When Ralph’s beloved wife, Carol, died in 2003, a half dozen or so of his friends convened a monthly dinner group to keep Ralph company and awarded him the title of benevolent dictator.
We named it the JDS Society after our late friend Selk. We started out at various Madison restaurants but ended up settling at the Nakoma Golf Club, where Ralph was a much-admired member, and where he shot his age — a remarkable golf feat — into his 80s.
Though a couple of other early JDS members — Bill Dixon, Bill Kraus — have sailed on, as Jimmy Buffett’s Sirius radio channel puts it, our group endures, with a few disreputable media types but also a federal judge and former governor.

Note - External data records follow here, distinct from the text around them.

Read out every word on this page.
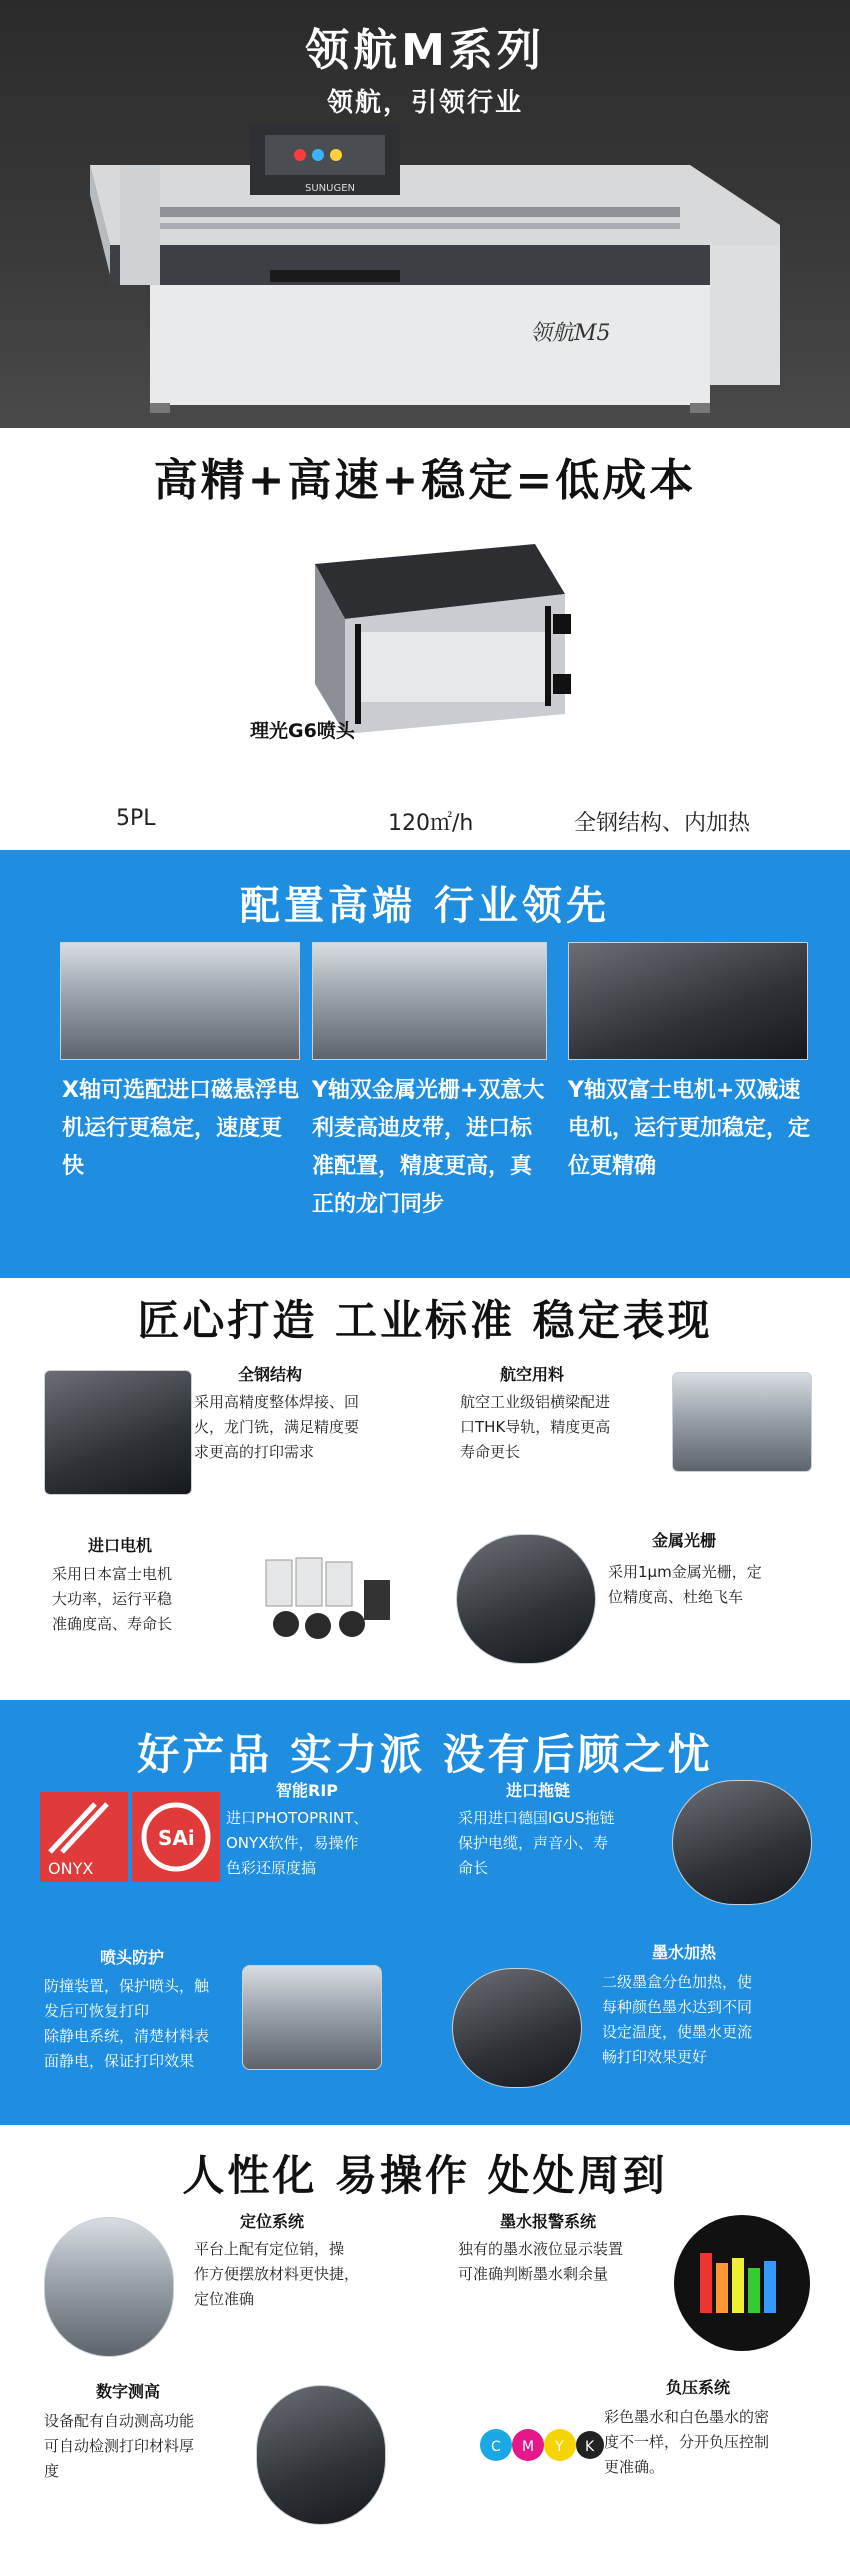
领航M系列
领航，引领行业
SUNUGEN
领航M5
高精+高速+稳定=低成本
理光G6喷头
5PL	120㎡/h	全钢结构、内加热
配置高端 行业领先
X轴可选配进口磁悬浮电机运行更稳定，速度更快
Y轴双金属光栅+双意大利麦高迪皮带，进口标准配置，精度更高，真正的龙门同步
Y轴双富士电机+双减速电机，运行更加稳定，定位更精确
匠心打造 工业标准 稳定表现
全钢结构
采用高精度整体焊接、回
火，龙门铣，满足精度要
求更高的打印需求
航空用料
航空工业级铝横梁配进
口THK导轨，精度更高
寿命更长
进口电机
采用日本富士电机
大功率，运行平稳
准确度高、寿命长
金属光栅
采用1μm金属光栅，定
位精度高、杜绝飞车
好产品 实力派 没有后顾之忧
ONYX
SAi
智能RIP
进口PHOTOPRINT、
ONYX软件，易操作
色彩还原度搞
进口拖链
采用进口德国IGUS拖链
保护电缆，声音小、寿
命长
喷头防护
防撞装置，保护喷头，触
发后可恢复打印
除静电系统，清楚材料表
面静电，保证打印效果
墨水加热
二级墨盒分色加热，使
每种颜色墨水达到不同
设定温度，使墨水更流
畅打印效果更好
人性化 易操作 处处周到
定位系统
平台上配有定位销，操
作方便摆放材料更快捷，
定位准确
墨水报警系统
独有的墨水液位显示装置
可准确判断墨水剩余量
数字测高
设备配有自动测高功能
可自动检测打印材料厚
度
C M Y K
负压系统
彩色墨水和白色墨水的密
度不一样，分开负压控制
更准确。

Ralph himself stepped away from the group a little while ago, just because he felt it was time. He still came to Nakoma and was otherwise in touch by email and text.
Ralph’s kids, Maria and Nick, have organized a service and celebration in honor of their dad, with hopes his many friends can attend. The service and visitation is Friday, Oct. 17, from noon to 3:00 p.m. at Cress Funeral and Cremation Services on Speedway Road, with a celebration of life following at Nakoma Golf Club from 4:00-7:00 p.m.
The stories will flow at Nakoma. As the poet and novelist Jim Harrison wrote so memorably, “Death steals everything except our stories.”
My second favorite Ralph Andreano story — after Veeck and the ashtray in the leg — involved a trip to The Masters golf tournament in Georgia in April 2008.
Neither Ralph nor Tom Fitzgerald — another Nakoma and JDS member — had been to The Masters. It’s likely the hardest ticket in sports and they’d scored two for the Wednesday practice round.
Fitzgerald planned the trip like the World War II invasion of Normandy. Where they would eat, sleep, and play golf on the drive to Augusta was mapped out across three days and two nights.
Fitzgerald forgot only one thing. The Masters tickets, on his bathroom counter in Madison.
He realized this with horror at 4:30 a.m. Wednesday morning in their hotel room, an hour’s drive from The Masters.
He said nothing at breakfast, but in the car, on the way to Augusta, Fitzgerald said, “Ralph, I have to fess up.”
“About what?” Ralph said.
“I forgot the tickets.”
The car was silent. Then Ralph laughed. Soon, he laughed harder. What better response?
Now, some of you may be wondering if they were able to talk their way into the tournament once they got to Augusta. Of course they were. That laugh still makes me smile.